To determine whether more self-controlled children are protected from weight gain as they enter adolescence.
Prospective, longitudinal study.
Ten sites across the United States from 1991-2007.
The 844 children in the National Institute of Child Health and Human Development Study of Early Child Care and Youth Development birth cohort who had height and weight information at age 15 (in 2006).

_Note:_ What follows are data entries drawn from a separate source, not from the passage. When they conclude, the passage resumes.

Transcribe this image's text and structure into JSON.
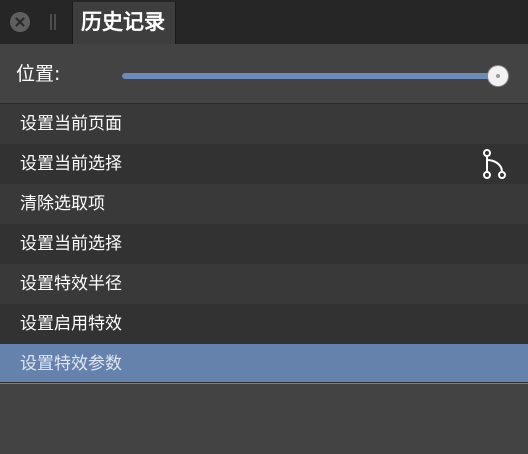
{
  "titlebar": {
    "tab_label": "历史记录"
  },
  "position": {
    "label": "位置:",
    "slider_value_fraction": 1.0
  },
  "history": {
    "items": [
      {
        "label": "设置当前页面"
      },
      {
        "label": "设置当前选择",
        "icon": "branch-icon"
      },
      {
        "label": "清除选取项"
      },
      {
        "label": "设置当前选择"
      },
      {
        "label": "设置特效半径"
      },
      {
        "label": "设置启用特效"
      },
      {
        "label": "设置特效参数",
        "selected": true
      }
    ]
  },
  "colors": {
    "titlebar_bg": "#262626",
    "panel_bg": "#434343",
    "selection": "#6582ad",
    "slider_fill": "#6b8bb8"
  }
}
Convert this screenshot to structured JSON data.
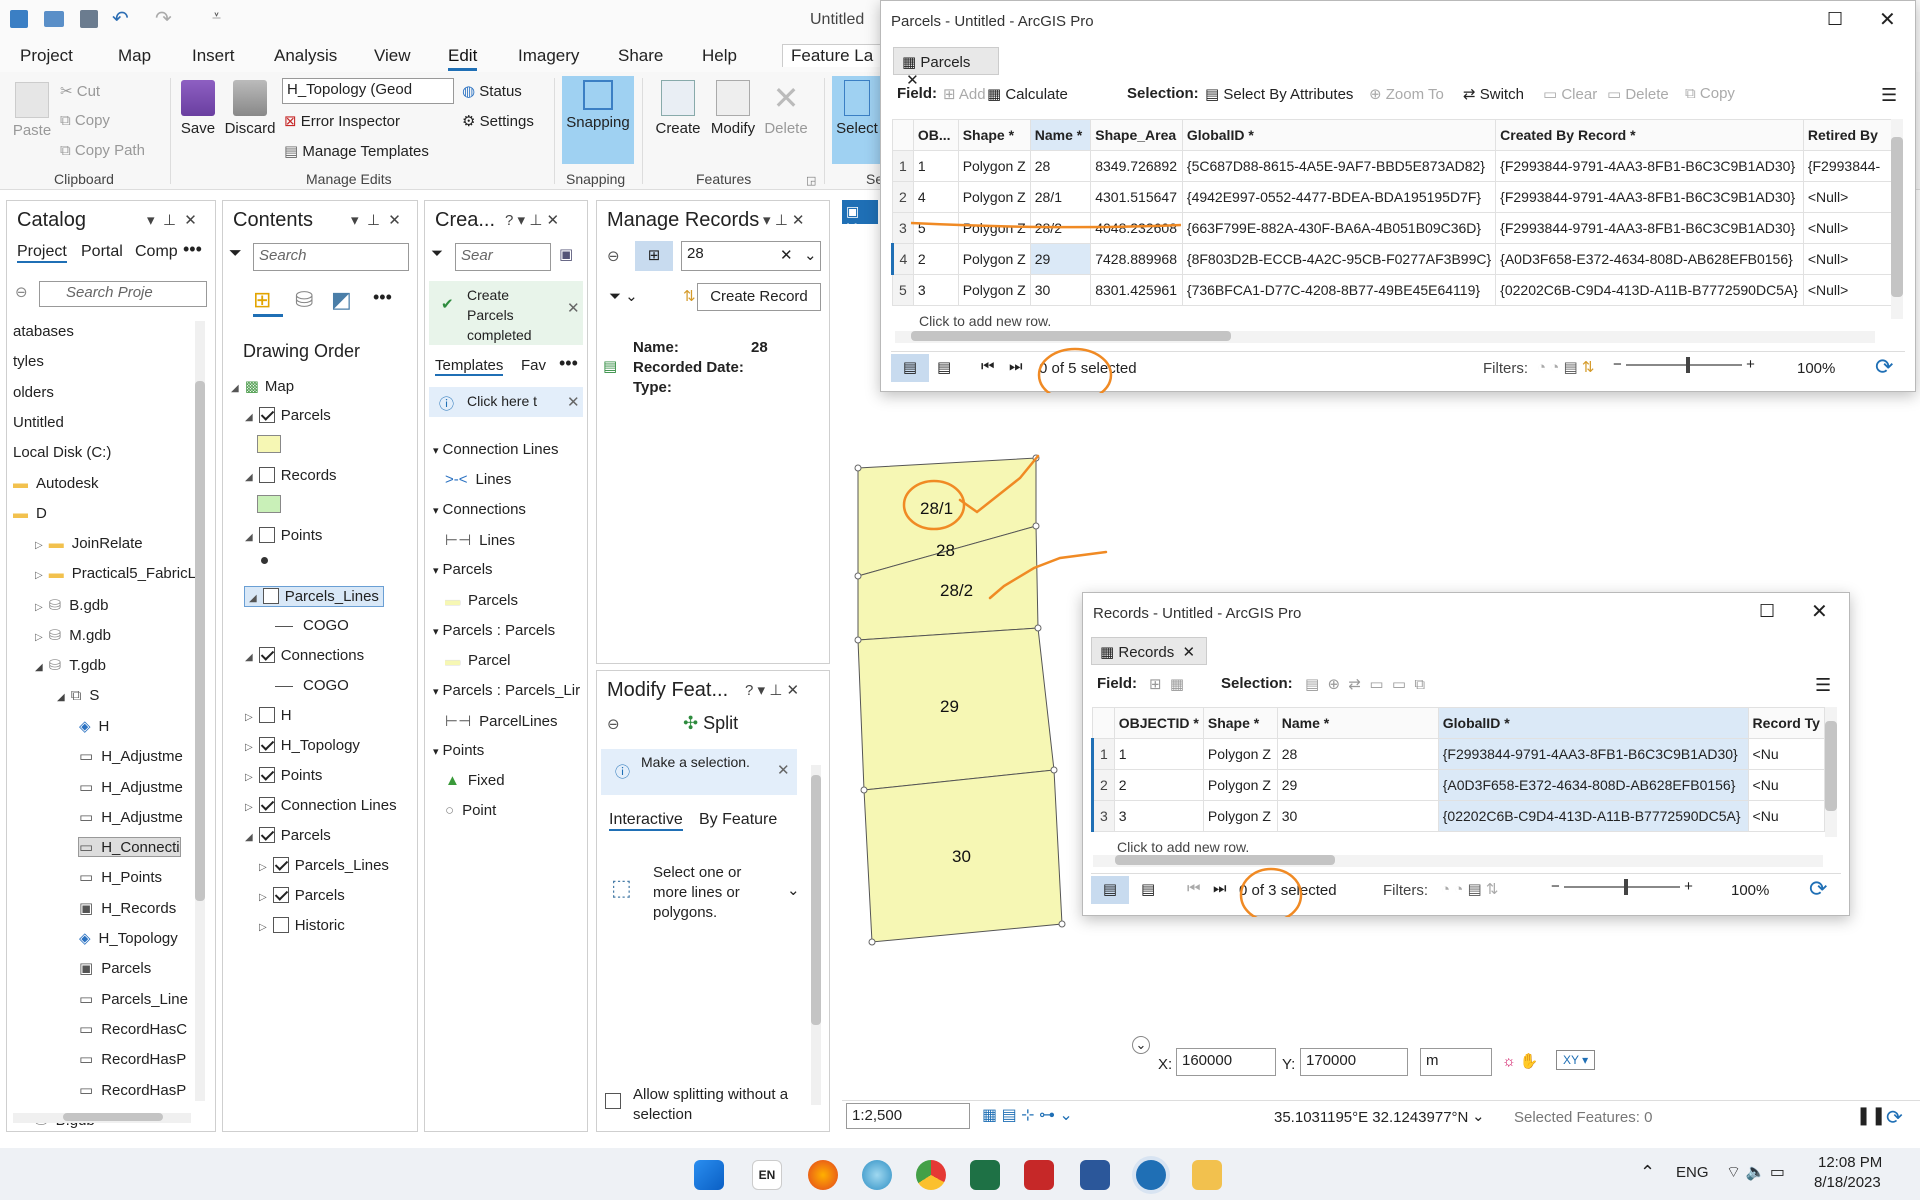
{
  "app": {
    "title": "Untitled"
  },
  "ribbon_tabs": [
    "Project",
    "Map",
    "Insert",
    "Analysis",
    "View",
    "Edit",
    "Imagery",
    "Share",
    "Help",
    "Feature La"
  ],
  "ribbon": {
    "clipboard": {
      "paste": "Paste",
      "cut": "Cut",
      "copy": "Copy",
      "copy_path": "Copy Path",
      "group": "Clipboard"
    },
    "manage_edits": {
      "save": "Save",
      "discard": "Discard",
      "topology": "H_Topology (Geod",
      "status": "Status",
      "error_inspector": "Error Inspector",
      "settings": "Settings",
      "manage_templates": "Manage Templates",
      "group": "Manage Edits"
    },
    "snapping": {
      "label": "Snapping",
      "group": "Snapping"
    },
    "features": {
      "create": "Create",
      "modify": "Modify",
      "delete": "Delete",
      "group": "Features"
    },
    "select": {
      "label": "Select",
      "group": "Se"
    }
  },
  "catalog": {
    "title": "Catalog",
    "tabs": [
      "Project",
      "Portal",
      "Comp"
    ],
    "search_placeholder": "Search Proje",
    "items": [
      "atabases",
      "tyles",
      "olders",
      "Untitled",
      "Local Disk (C:)",
      "Autodesk",
      "D",
      "JoinRelate",
      "Practical5_FabricL",
      "B.gdb",
      "M.gdb",
      "T.gdb",
      "S",
      "H",
      "H_Adjustme",
      "H_Adjustme",
      "H_Adjustme",
      "H_Connecti",
      "H_Points",
      "H_Records",
      "H_Topology",
      "Parcels",
      "Parcels_Line",
      "RecordHasC",
      "RecordHasP",
      "RecordHasP",
      "B.gdb"
    ]
  },
  "contents": {
    "title": "Contents",
    "search_placeholder": "Search",
    "drawing_order": "Drawing Order",
    "layers": [
      "Map",
      "Parcels",
      "Records",
      "Points",
      "Parcels_Lines",
      "COGO",
      "Connections",
      "COGO",
      "H",
      "H_Topology",
      "Points",
      "Connection Lines",
      "Parcels",
      "Parcels_Lines",
      "Parcels",
      "Historic"
    ]
  },
  "create_pane": {
    "title": "Crea...",
    "search_placeholder": "Sear",
    "toast": "Create Parcels completed",
    "tabs": [
      "Templates",
      "Fav"
    ],
    "info": "Click here t",
    "items": [
      "Connection Lines",
      "Lines",
      "Connections",
      "Lines",
      "Parcels",
      "Parcels",
      "Parcels : Parcels",
      "Parcel",
      "Parcels : Parcels_Lir",
      "ParcelLines",
      "Points",
      "Fixed",
      "Point"
    ]
  },
  "manage_records": {
    "title": "Manage Records",
    "search_value": "28",
    "create_button": "Create Record",
    "name_label": "Name:",
    "name_value": "28",
    "recorded_date_label": "Recorded Date:",
    "type_label": "Type:"
  },
  "modify_features": {
    "title": "Modify Feat...",
    "tool": "Split",
    "info": "Make a selection.",
    "tabs": [
      "Interactive",
      "By Feature"
    ],
    "hint": "Select one or more lines or polygons.",
    "allow_label": "Allow splitting without a selection"
  },
  "parcels_window": {
    "title": "Parcels - Untitled - ArcGIS Pro",
    "tab": "Parcels",
    "toolbar": {
      "field": "Field:",
      "add": "Add",
      "calculate": "Calculate",
      "selection": "Selection:",
      "select_by_attr": "Select By Attributes",
      "zoom_to": "Zoom To",
      "switch": "Switch",
      "clear": "Clear",
      "delete": "Delete",
      "copy": "Copy"
    },
    "columns": [
      "OB...",
      "Shape *",
      "Name *",
      "Shape_Area",
      "GlobalID *",
      "Created By Record *",
      "Retired By"
    ],
    "rows": [
      [
        "1",
        "1",
        "Polygon Z",
        "28",
        "8349.726892",
        "{5C687D88-8615-4A5E-9AF7-BBD5E873AD82}",
        "{F2993844-9791-4AA3-8FB1-B6C3C9B1AD30}",
        "{F2993844-"
      ],
      [
        "2",
        "4",
        "Polygon Z",
        "28/1",
        "4301.515647",
        "{4942E997-0552-4477-BDEA-BDA195195D7F}",
        "{F2993844-9791-4AA3-8FB1-B6C3C9B1AD30}",
        "<Null>"
      ],
      [
        "3",
        "5",
        "Polygon Z",
        "28/2",
        "4048.232608",
        "{663F799E-882A-430F-BA6A-4B051B09C36D}",
        "{F2993844-9791-4AA3-8FB1-B6C3C9B1AD30}",
        "<Null>"
      ],
      [
        "4",
        "2",
        "Polygon Z",
        "29",
        "7428.889968",
        "{8F803D2B-ECCB-4A2C-95CB-F0277AF3B99C}",
        "{A0D3F658-E372-4634-808D-AB628EFB0156}",
        "<Null>"
      ],
      [
        "5",
        "3",
        "Polygon Z",
        "30",
        "8301.425961",
        "{736BFCA1-D77C-4208-8B77-49BE45E64119}",
        "{02202C6B-C9D4-413D-A11B-B7772590DC5A}",
        "<Null>"
      ]
    ],
    "add_row": "Click to add new row.",
    "selected": "0 of 5 selected",
    "filters": "Filters:",
    "zoom": "100%"
  },
  "records_window": {
    "title": "Records - Untitled - ArcGIS Pro",
    "tab": "Records",
    "toolbar": {
      "field": "Field:",
      "selection": "Selection:"
    },
    "columns": [
      "OBJECTID *",
      "Shape *",
      "Name *",
      "GlobalID *",
      "Record Ty"
    ],
    "rows": [
      [
        "1",
        "1",
        "Polygon Z",
        "28",
        "{F2993844-9791-4AA3-8FB1-B6C3C9B1AD30}",
        "<Nu"
      ],
      [
        "2",
        "2",
        "Polygon Z",
        "29",
        "{A0D3F658-E372-4634-808D-AB628EFB0156}",
        "<Nu"
      ],
      [
        "3",
        "3",
        "Polygon Z",
        "30",
        "{02202C6B-C9D4-413D-A11B-B7772590DC5A}",
        "<Nu"
      ]
    ],
    "add_row": "Click to add new row.",
    "selected": "0 of 3 selected",
    "filters": "Filters:",
    "zoom": "100%"
  },
  "map": {
    "labels": [
      "28/1",
      "28",
      "28/2",
      "29",
      "30"
    ],
    "x_label": "X:",
    "x_value": "160000",
    "y_label": "Y:",
    "y_value": "170000",
    "unit": "m",
    "scale": "1:2,500",
    "coords": "35.1031195°E 32.1243977°N",
    "selected_features": "Selected Features: 0"
  },
  "taskbar": {
    "lang": "ENG",
    "time": "12:08 PM",
    "date": "8/18/2023",
    "en": "EN"
  },
  "colors": {
    "parcel_fill": "#f6f7b4",
    "annotation": "#f08a24",
    "accent": "#1f6fb5"
  }
}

A composite measure of self-control was created from mother, father, and teacher-report ratings using items from the Social Skills Rating System.
Main Outcome Measure
Overweight status at age 15 years.
Approximately one-third of the sample (n = 262) was overweight at age 15. Compared to their non-overweight peers, overweight adolescents at age 15 were about a half-standard deviation lower in self-control at age 9 (unstandardized difference = 0.15, pooled SD = 0.29, P < .001). Children rated higher by their parents and teachers in self-control at age 9 were less likely to be overweight at age 15 (RR, 0.74; 95% CI, 0.56-0.98), controlling for overweight status at age 10, pubertal development, age, IQ, gender, ethnicity, socioeconomic status, and maternal overweight status.
More self-controlled boys and girls are less likely to become overweight as they enter adolescence. The ability to control impulses and delay gratification enables children to maintain a healthy weight even in today's obesogenic environment.